Goldsboro High School Band Marching Forward After Donation

Goldsboro High School Band Marching Forward After Donation

On Friday afternoon, as Alando Mitchell stared at a table full of new instruments destined to shape the future of the marching band at Goldsboro High School, he couldn’t help but reflect on the past.

Mitchell, Goldsboro’s band director, seemed to never stop smiling during a presentation in the school’s auditorium, as National Pawn donated a collection of instruments and $2,000 to Goldsboro’s band program.

National Pawn is a community-focused pawn shop with 22 stores across North Carolina. Over the past 13 years, National Pawn has donated over 4,000 instruments and roughly $60,000 to schools. Dr. Sandra Coley, a member of Goldsboro High School’s marching band class of 1978, was instrumental in connecting National Pawn with the band program at Goldsboro.

“Dr. Coley, she saw something that I posted (online) about band camp,” Mitchell said. “She just reached out to me on Facebook, and started telling me she was part of the class of 1978 in the band, and she started following our page. She wanted to give back and she asked me what did I need. I just told her our instruments are in catastrophic condition. When she called me back, that’s when she let me know National Pawn is going to give you some instruments. What you saw today was a sheer miracle.”

Now in his third year as Goldsboro’s band director, Mitchell witnessed the program all but evaporate during the height of the COVID-19 pandemic.

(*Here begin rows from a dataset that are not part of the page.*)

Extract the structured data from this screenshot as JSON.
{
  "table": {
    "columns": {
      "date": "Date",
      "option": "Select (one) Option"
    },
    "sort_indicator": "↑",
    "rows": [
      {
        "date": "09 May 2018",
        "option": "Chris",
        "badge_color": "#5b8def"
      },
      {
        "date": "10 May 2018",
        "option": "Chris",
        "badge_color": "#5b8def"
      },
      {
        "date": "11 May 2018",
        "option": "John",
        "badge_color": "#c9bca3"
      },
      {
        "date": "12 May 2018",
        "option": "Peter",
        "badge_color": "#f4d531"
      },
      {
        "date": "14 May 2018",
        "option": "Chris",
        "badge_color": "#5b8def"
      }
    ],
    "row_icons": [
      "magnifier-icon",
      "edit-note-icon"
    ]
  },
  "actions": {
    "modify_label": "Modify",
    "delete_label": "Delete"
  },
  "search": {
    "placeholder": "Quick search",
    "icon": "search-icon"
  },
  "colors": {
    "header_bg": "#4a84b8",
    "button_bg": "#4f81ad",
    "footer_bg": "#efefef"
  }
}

Teaching band does not lend itself well to online learning, and Mitchell saw the band’s numbers dwindle to fewer than 10 students.

“When I started here and we were in the middle of the pandemic, I had to figure out how to do band online,” Mitchell said. “I was asking questions to all my experienced band directors, even my college band director friends. Nobody knew what to do. I can’t put into words how hard it was just to keep the kids that we had interested, and we ended up losing a lot. The next year we when they let us come back, the band camp that we had in 2021, I had five students. The rest of the students got involved in other things, sports, jobs, some started going to school online, and they never came back.”

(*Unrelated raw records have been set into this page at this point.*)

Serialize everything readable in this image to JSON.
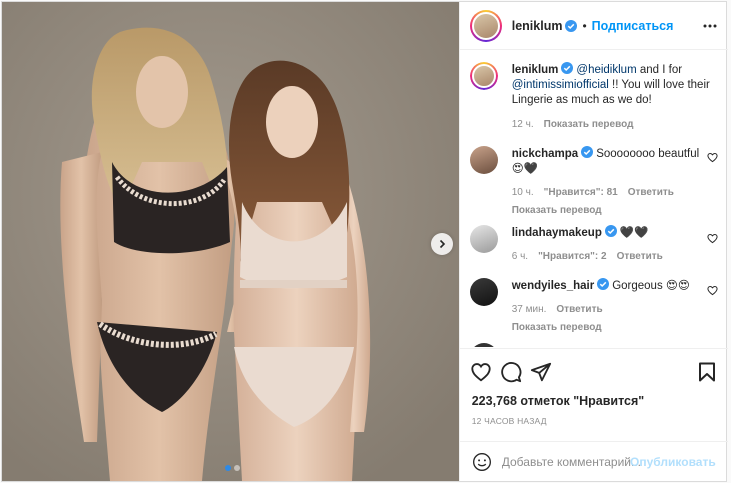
{
  "colors": {
    "accent": "#0095f6",
    "verified": "#3897f0",
    "muted": "#8e8e8e",
    "publish_disabled": "#b2dffc"
  },
  "header": {
    "username": "leniklum",
    "separator": "•",
    "follow_label": "Подписаться"
  },
  "caption": {
    "username": "leniklum",
    "mention_1": "@heidiklum",
    "text_1": " and I for ",
    "mention_2": "@intimissimiofficial",
    "text_2": " !! You will love their Lingerie as much as we do!",
    "time": "12 ч.",
    "translate_label": "Показать перевод"
  },
  "comments": [
    {
      "username": "nickchampa",
      "text": "Soooooooo beautful 😍🖤",
      "time": "10 ч.",
      "likes": "\"Нравится\": 81",
      "reply_label": "Ответить",
      "translate_label": "Показать перевод"
    },
    {
      "username": "lindahaymakeup",
      "text": "🖤🖤",
      "time": "6 ч.",
      "likes": "\"Нравится\": 2",
      "reply_label": "Ответить"
    },
    {
      "username": "wendyiles_hair",
      "text": "Gorgeous 😍😍",
      "time": "37 мин.",
      "reply_label": "Ответить",
      "translate_label": "Показать перевод"
    }
  ],
  "actions": {
    "icons": [
      "heart-icon",
      "comment-icon",
      "share-icon",
      "bookmark-icon"
    ],
    "likes_text": "223,768 отметок \"Нравится\"",
    "timestamp": "12 ЧАСОВ НАЗАД"
  },
  "add_comment": {
    "placeholder": "Добавьте комментарий...",
    "publish_label": "Опубликовать"
  },
  "carousel": {
    "total_slides": 2,
    "current_slide": 1
  }
}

Mitchell diligently began recruiting students at Goldsboro to join the band. Concerned more with a student’s availability than their musical ability, Mitchell gradually built the band back up. There are now more than 30 students in the band, and a program with a long, and proud tradition, has begun to regain its notoriety.

Last November, Goldsboro was invited to be the spotlight band in the Raleigh Christmas parade that was cut short by a tragic accident involving a truck pulling one of the parade’s floats.

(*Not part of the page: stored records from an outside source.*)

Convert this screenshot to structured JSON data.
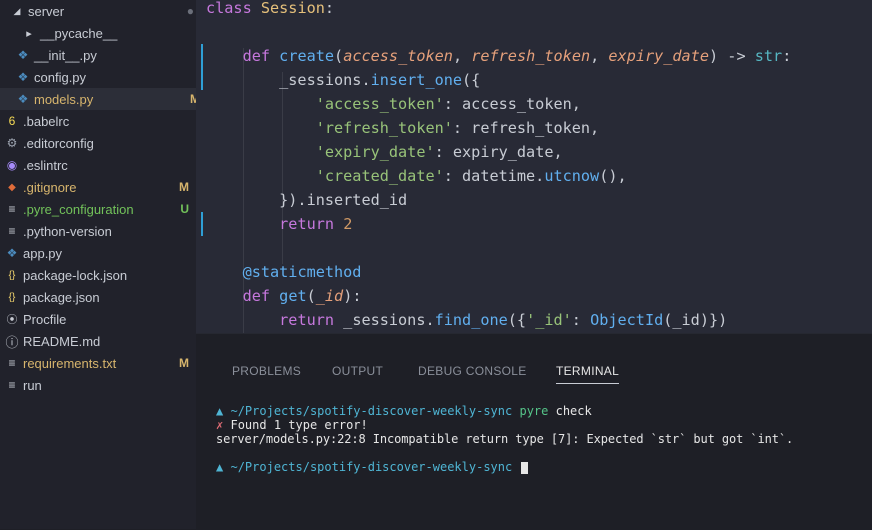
{
  "explorer": {
    "items": [
      {
        "label": "server",
        "icon": "chevron-down-icon",
        "badge": "●",
        "name": "folder-server"
      },
      {
        "label": "__pycache__",
        "icon": "chevron-right-icon",
        "badge": "",
        "name": "folder-pycache"
      },
      {
        "label": "__init__.py",
        "icon": "python-file-icon",
        "badge": "",
        "name": "file-init-py"
      },
      {
        "label": "config.py",
        "icon": "python-file-icon",
        "badge": "",
        "name": "file-config-py"
      },
      {
        "label": "models.py",
        "icon": "python-file-icon",
        "badge": "M",
        "name": "file-models-py"
      },
      {
        "label": ".babelrc",
        "icon": "babel-icon",
        "badge": "",
        "name": "file-babelrc"
      },
      {
        "label": ".editorconfig",
        "icon": "gear-icon",
        "badge": "",
        "name": "file-editorconfig"
      },
      {
        "label": ".eslintrc",
        "icon": "eslint-icon",
        "badge": "",
        "name": "file-eslintrc"
      },
      {
        "label": ".gitignore",
        "icon": "git-icon",
        "badge": "M",
        "name": "file-gitignore"
      },
      {
        "label": ".pyre_configuration",
        "icon": "text-file-icon",
        "badge": "U",
        "name": "file-pyre-configuration"
      },
      {
        "label": ".python-version",
        "icon": "text-file-icon",
        "badge": "",
        "name": "file-python-version"
      },
      {
        "label": "app.py",
        "icon": "python-file-icon",
        "badge": "",
        "name": "file-app-py"
      },
      {
        "label": "package-lock.json",
        "icon": "json-icon",
        "badge": "",
        "name": "file-package-lock-json"
      },
      {
        "label": "package.json",
        "icon": "json-icon",
        "badge": "",
        "name": "file-package-json"
      },
      {
        "label": "Procfile",
        "icon": "procfile-icon",
        "badge": "",
        "name": "file-procfile"
      },
      {
        "label": "README.md",
        "icon": "info-icon",
        "badge": "",
        "name": "file-readme-md"
      },
      {
        "label": "requirements.txt",
        "icon": "text-file-icon",
        "badge": "M",
        "name": "file-requirements-txt"
      },
      {
        "label": "run",
        "icon": "text-file-icon",
        "badge": "",
        "name": "file-run"
      }
    ]
  },
  "editor": {
    "lines": [
      "class Session:",
      "",
      "    def create(access_token, refresh_token, expiry_date) -> str:",
      "        _sessions.insert_one({",
      "            'access_token': access_token,",
      "            'refresh_token': refresh_token,",
      "            'expiry_date': expiry_date,",
      "            'created_date': datetime.utcnow(),",
      "        }).inserted_id",
      "        return 2",
      "",
      "    @staticmethod",
      "    def get(_id):",
      "        return _sessions.find_one({'_id': ObjectId(_id)})"
    ]
  },
  "panel": {
    "tabs": [
      "PROBLEMS",
      "OUTPUT",
      "DEBUG CONSOLE",
      "TERMINAL"
    ],
    "active_tab": "TERMINAL",
    "terminal": {
      "prompt_symbol": "▲",
      "path": "~/Projects/spotify-discover-weekly-sync",
      "command": "pyre",
      "command_arg": "check",
      "error_mark": "✗",
      "error_summary": "Found 1 type error!",
      "error_detail": "server/models.py:22:8 Incompatible return type [7]: Expected `str` but got `int`."
    }
  },
  "colors": {
    "modified": "#d7b56d",
    "untracked": "#72c25a",
    "sidebar_text": "#c8ccd4",
    "folder_badge": "#6b6f7a"
  }
}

“When we came out of COVID band programs everywhere were struggling,” said Christy White, the Title IV Enrichment Facilitator for Wayne County Public Schools. “Mr. Mitchell has worked so hard to build this program and to have these students here. Students this moment is for you all, but don’t forget to say thanks to Mr. Mitchell as well.”

Perhaps the most telling detail of the rebirth Goldsboro’s band program has experienced, is not in the rebuilding of the band’s size, but in Mitchell’s ability to mold inexperienced musicians. The band is made up almost entirely of musicians that had no prior musical experience.

As the band wowed the audience in attendance on Friday afternoon, it seemed almost unfathomable that a band seemingly playing in unison as one, was comprised of previously inexperienced musicians.

“We’ve connected the band back with the community,” Mitchell said. “We’ve connected the band back with the alumni, we’ve connected the band back with the school, the parents and the media. Ninety-seven percent of the kids in this band had never touched an instrument a day in their life. The kids we have in band right now are merely from me walking around school right now saying, ‘hey try band.’ When I was doing lunch duty or when I was at ballgames, I would pull kids to the side and ask them to consider band. Now, I can hardly keep them out of the classroom.”

To further cement its rise from the dark days of COVID-19 to a future that appears to be full of promise, Goldsboro is hosting the inaugural Wayne County band competition on Nov. 18. Wayne County Public Schools also recently assisted Goldsboro in acquiring new band uniforms.